The dramas set the scene for the thrilling theatre to come, Ambitious Dragon playing the part of local hero to a perfection as he rounded up his rivals effortlessly.

"Race fans cheer over victory of local stable star" Video by Hedy Bok

Zac Purton didn't even hit the two-time reigning Horse of the Year as he burst away for a three-quarter-length win with something in hand, erasing memories of his loss as Hong Kong Cup favourite a year earlier. "It wasn't career-threatening injury, but it was a bruise. I felt that even if he was a bit touchy on it, he would still run through it," Millard said.

"It's a great reflection on the horse that he was able to overcome these issues. He is just a super champion."

Even though Ambitious Dragon had won five Group Ones heading into yesterday, none was against international competition - the horse failing in his three tries at that level last season.

Adding to the pressure was drawing barrier 11, and having main rival Glorious Days draw perfectly in three, forcing Purton to drop back in the field. But when the in-form jockey pressed the "after-burner" after turning, Ambitious Dragon showed his true colours.

"It's like getting in a Lamborghini - it just gives you a different feel than driving a normal car," is how Purton described riding the six-year-old.

"The power is there, the revs are there - it is an incredible feeling. When he is right, he is unbelievable.

"During the run he felt fine, he was in a nice rhythm and he was breathing properly and I was in as a good a position as I could be from that gate. I was pretty confident I would get them, I didn't hit him and it was a pretty soft win in the end."

Stewards reprimanded Purton for a celebratory taunt after the line - he pointed at Douglas Whyte on runner-up Glorious Days - adding a new dimension to what is becoming a fierce rivalry.

"Douglas was a little bit cheeky last start and when he went over the line, he pointed the finger at me and was a little bit chirpy, so I returned serve today," Purton said immediately after the race.

Glorious Days' trainer John Size was adamant in the lead-up that it wouldn't matter what his horse produced if Ambitious Dragon was on his game, and he was proved correct.

"I can't be disappointed in my horse, he ran his race," Size said.

"He ran the same race he ran last time - the difference was that Ambitious Dragon ran his race; and you can't beat him when he does that."

 

JOCKEYS’ VIEW

“The last thing Tony [Millard] said was just worry about what you’re doing and not everyone else, so I did that and I had the horse underneath me. I thought the pace was nice enough that I was able to wait a little bit, but like I’d said to Tony, if they didn’t go too fast I was going to have to make a little bit of a longer run on him and I just tried to wait until I got into the straight and then let him down. I let him roll into his gear and then let him down and, in the end, it was a pretty soft win.”

Zac Purton
Ambitious Dragon

“He jumped very well from the stalls and we got a perfect trip.
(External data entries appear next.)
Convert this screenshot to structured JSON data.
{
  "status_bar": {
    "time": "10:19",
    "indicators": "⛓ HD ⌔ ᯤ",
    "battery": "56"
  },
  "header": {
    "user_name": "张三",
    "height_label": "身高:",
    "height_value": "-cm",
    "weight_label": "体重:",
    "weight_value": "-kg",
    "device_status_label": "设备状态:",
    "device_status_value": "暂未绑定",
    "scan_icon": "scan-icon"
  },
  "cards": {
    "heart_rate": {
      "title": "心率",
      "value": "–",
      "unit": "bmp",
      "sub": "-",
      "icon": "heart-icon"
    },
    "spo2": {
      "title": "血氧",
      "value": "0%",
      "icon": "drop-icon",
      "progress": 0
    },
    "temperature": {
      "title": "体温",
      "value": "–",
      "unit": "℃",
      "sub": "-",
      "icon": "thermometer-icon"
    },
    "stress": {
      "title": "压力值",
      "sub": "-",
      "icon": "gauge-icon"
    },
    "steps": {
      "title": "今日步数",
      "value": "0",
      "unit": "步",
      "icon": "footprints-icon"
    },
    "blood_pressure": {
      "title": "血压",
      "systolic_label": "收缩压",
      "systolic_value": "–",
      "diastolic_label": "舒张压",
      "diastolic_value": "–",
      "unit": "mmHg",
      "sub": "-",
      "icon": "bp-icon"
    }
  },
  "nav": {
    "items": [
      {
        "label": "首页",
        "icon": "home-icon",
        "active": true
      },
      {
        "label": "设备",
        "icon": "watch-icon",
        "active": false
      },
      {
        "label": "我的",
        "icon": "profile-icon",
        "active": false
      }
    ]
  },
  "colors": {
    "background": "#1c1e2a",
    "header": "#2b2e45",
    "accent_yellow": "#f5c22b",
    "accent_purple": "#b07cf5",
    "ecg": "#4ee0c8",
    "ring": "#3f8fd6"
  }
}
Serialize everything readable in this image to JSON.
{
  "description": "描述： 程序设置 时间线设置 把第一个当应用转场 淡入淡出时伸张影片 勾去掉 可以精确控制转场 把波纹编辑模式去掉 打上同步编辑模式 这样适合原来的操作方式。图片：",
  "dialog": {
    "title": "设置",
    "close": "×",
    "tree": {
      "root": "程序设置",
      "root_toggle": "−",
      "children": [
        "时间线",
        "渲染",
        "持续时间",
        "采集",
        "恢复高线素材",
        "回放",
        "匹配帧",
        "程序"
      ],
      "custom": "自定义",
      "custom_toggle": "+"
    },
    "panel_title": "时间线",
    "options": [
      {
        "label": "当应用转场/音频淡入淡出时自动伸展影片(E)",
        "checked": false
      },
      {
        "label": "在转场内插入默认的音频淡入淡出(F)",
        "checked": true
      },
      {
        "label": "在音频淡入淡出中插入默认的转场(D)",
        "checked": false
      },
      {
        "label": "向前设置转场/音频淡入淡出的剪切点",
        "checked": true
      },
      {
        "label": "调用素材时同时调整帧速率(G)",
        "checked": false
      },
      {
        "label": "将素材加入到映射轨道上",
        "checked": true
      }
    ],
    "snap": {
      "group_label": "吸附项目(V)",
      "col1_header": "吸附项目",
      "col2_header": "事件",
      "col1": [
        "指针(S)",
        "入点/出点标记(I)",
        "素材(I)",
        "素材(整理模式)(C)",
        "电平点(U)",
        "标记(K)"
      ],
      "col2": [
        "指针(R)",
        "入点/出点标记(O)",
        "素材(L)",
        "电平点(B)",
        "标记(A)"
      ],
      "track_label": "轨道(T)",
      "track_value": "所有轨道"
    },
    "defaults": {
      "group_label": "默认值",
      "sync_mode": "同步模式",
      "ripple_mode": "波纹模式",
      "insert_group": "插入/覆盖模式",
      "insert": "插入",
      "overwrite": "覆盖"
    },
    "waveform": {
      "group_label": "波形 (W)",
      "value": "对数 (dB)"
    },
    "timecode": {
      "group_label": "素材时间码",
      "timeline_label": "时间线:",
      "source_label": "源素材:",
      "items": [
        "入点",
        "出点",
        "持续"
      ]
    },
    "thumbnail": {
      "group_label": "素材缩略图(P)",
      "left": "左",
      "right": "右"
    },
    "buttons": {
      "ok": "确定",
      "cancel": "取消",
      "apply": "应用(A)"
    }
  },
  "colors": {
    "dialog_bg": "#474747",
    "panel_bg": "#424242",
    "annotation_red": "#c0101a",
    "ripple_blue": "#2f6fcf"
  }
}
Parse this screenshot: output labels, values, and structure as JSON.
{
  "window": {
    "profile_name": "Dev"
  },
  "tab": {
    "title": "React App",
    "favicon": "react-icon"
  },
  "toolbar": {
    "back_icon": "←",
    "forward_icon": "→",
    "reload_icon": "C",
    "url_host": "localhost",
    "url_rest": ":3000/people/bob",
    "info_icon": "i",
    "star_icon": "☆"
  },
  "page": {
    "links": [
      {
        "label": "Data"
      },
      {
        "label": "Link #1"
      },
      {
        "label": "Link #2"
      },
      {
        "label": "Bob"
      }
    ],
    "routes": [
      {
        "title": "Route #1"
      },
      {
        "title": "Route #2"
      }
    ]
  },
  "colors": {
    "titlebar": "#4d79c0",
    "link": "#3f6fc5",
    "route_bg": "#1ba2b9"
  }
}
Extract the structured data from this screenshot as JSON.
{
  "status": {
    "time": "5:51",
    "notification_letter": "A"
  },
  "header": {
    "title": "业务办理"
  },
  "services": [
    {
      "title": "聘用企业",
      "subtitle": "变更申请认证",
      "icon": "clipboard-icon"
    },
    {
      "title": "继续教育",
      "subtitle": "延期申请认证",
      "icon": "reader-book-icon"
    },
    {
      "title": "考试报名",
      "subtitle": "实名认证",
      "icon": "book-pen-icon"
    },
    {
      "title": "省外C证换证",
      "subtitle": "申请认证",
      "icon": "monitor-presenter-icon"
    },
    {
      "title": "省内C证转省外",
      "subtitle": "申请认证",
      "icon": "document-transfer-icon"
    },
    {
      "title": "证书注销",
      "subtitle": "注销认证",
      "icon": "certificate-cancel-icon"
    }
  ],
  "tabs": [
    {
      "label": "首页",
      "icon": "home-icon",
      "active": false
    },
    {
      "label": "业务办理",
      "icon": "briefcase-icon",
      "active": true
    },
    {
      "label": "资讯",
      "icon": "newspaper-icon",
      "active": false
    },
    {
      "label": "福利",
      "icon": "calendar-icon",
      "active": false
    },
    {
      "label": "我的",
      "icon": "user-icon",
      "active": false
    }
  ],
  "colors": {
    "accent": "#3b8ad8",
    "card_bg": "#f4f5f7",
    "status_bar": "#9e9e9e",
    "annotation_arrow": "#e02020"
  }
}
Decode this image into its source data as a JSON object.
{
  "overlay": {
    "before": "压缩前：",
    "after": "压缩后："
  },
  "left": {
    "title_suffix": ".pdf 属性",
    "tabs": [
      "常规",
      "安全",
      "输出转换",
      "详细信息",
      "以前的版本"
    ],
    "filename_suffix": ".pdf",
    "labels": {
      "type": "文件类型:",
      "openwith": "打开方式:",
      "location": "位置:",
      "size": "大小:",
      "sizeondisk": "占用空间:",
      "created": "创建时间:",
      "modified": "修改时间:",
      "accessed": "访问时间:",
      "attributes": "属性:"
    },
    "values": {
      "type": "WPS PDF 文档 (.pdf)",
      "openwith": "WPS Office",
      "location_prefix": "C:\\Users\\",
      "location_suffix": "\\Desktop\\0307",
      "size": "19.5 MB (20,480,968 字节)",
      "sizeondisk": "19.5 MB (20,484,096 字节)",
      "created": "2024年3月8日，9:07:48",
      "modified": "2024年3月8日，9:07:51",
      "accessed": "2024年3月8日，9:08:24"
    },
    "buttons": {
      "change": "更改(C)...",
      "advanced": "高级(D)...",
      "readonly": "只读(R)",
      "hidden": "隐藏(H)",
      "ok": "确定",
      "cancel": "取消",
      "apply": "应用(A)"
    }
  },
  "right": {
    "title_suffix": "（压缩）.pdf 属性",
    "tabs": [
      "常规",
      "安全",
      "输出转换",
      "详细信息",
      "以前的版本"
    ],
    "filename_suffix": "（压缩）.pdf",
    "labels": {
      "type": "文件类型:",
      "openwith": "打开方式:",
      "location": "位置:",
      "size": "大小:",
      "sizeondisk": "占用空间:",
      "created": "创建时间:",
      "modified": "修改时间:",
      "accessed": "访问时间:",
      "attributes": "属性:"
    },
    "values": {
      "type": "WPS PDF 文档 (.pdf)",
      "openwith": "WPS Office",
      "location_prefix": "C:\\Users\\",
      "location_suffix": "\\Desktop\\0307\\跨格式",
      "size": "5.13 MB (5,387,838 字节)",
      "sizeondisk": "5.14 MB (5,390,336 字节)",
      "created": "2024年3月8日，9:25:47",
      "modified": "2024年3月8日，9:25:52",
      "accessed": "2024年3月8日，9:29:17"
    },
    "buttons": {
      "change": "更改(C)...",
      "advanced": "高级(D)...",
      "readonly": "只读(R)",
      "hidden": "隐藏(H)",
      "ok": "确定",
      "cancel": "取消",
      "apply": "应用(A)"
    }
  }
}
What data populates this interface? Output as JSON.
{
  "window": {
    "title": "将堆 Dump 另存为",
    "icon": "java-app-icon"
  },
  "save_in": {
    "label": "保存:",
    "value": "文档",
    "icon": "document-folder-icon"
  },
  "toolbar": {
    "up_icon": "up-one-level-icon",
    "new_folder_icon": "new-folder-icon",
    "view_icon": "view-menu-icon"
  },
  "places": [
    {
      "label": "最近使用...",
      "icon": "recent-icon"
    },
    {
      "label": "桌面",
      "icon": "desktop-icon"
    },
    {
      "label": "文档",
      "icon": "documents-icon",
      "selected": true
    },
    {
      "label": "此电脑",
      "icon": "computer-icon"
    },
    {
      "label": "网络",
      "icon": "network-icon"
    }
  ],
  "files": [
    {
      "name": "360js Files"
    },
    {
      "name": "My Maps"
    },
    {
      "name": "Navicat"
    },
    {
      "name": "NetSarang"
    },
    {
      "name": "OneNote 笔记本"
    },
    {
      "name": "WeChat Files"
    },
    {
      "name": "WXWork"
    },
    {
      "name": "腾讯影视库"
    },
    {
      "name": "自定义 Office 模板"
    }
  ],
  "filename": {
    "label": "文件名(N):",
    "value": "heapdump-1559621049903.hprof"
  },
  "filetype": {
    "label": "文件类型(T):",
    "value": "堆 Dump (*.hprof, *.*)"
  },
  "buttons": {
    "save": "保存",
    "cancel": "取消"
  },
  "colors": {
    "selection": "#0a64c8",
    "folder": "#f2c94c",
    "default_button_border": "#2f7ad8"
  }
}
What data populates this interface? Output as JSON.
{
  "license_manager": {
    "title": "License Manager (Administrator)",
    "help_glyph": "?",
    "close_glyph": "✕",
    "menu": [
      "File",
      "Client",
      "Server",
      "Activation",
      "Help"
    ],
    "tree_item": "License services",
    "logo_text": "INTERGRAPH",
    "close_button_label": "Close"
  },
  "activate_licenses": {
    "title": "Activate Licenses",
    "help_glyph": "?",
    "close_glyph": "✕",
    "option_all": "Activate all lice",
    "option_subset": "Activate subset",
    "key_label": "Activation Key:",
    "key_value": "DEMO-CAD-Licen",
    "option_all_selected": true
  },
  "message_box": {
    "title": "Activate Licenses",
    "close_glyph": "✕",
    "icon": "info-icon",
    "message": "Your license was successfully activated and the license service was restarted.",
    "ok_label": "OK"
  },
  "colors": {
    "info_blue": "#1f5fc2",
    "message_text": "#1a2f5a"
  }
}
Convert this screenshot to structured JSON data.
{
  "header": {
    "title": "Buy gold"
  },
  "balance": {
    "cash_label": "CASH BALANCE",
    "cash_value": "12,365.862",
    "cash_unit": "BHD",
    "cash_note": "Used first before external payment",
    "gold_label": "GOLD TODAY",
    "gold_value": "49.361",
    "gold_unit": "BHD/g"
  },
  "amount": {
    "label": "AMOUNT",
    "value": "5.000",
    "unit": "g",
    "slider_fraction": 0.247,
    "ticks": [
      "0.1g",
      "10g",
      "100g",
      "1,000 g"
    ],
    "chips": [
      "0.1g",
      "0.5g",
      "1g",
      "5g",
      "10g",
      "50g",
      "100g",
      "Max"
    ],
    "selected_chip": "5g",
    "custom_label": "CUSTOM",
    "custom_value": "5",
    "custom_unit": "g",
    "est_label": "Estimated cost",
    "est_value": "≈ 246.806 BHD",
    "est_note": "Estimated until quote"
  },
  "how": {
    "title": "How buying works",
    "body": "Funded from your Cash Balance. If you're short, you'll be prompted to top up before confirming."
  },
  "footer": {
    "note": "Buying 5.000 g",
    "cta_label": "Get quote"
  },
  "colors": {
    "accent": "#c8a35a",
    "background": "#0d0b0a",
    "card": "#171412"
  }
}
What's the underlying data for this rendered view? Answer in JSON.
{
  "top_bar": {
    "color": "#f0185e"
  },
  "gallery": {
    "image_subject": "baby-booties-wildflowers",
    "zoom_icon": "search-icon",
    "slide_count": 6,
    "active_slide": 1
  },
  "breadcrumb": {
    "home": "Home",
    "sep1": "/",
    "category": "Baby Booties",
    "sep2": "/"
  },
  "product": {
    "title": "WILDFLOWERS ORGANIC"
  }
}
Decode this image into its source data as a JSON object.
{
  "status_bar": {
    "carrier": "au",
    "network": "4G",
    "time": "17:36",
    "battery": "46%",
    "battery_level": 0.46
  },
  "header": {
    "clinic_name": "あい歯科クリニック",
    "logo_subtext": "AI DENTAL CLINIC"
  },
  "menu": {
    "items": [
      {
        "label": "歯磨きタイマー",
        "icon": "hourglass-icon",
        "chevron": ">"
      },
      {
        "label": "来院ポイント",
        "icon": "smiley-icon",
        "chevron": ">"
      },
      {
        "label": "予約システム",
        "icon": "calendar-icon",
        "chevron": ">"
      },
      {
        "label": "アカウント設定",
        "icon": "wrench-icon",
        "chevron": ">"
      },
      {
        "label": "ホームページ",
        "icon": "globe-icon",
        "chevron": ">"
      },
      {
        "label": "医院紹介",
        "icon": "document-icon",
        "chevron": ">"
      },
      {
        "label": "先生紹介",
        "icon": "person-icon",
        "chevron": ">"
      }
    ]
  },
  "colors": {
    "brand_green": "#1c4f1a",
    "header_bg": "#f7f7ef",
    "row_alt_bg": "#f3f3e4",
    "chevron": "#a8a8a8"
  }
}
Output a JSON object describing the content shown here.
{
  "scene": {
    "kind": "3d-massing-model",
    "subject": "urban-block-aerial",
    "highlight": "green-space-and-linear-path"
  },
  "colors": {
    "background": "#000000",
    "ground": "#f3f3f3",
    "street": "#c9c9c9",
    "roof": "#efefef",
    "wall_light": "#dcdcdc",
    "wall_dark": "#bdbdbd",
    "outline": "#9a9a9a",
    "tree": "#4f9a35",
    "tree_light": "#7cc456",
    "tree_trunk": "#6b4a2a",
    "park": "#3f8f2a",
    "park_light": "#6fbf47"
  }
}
My horse gave everything but the winner was just too good on the day.”

Douglas Whyte
Glorious Days

“Great result for Hong Kong with the first three horses home trained here. I was comfortable throughout the race and he ran very well.”

Weichong Marwing
Packing OK

“We had a lovely trip. Maybe the horse does not quite stay the mile but he ran very well. Couldn’t have asked much more from him.”

William Buick
Gordon Lord Byron

“Coming back from the 2,000m to the mile, he just lacked a bit of ping.” Brett Prebble Packing Whiz “He did not jump well from the gate, so he was not in the favourable position for the trip.”

Yutaka Yake
Sadamu Patek

“He just never travelled throughout the race – he was always off the bridle, but he’ll come on leaps and bounds for that.”

James McDonald
Xtension

“He’s probably just out of his depth in this company.”

Matthew Chadwick
Pure Champion

“He ran along in front but couldn’t maintain it.”

Olivier Peslier
Don Bosco

“Maybe too much pressure at the mile here.”

Christophe Soumillon
Master Of Hounds

“She ran very flat today.”

Gerald Mosse
Siyouma

“He travelled well but did not have a response turning for home.”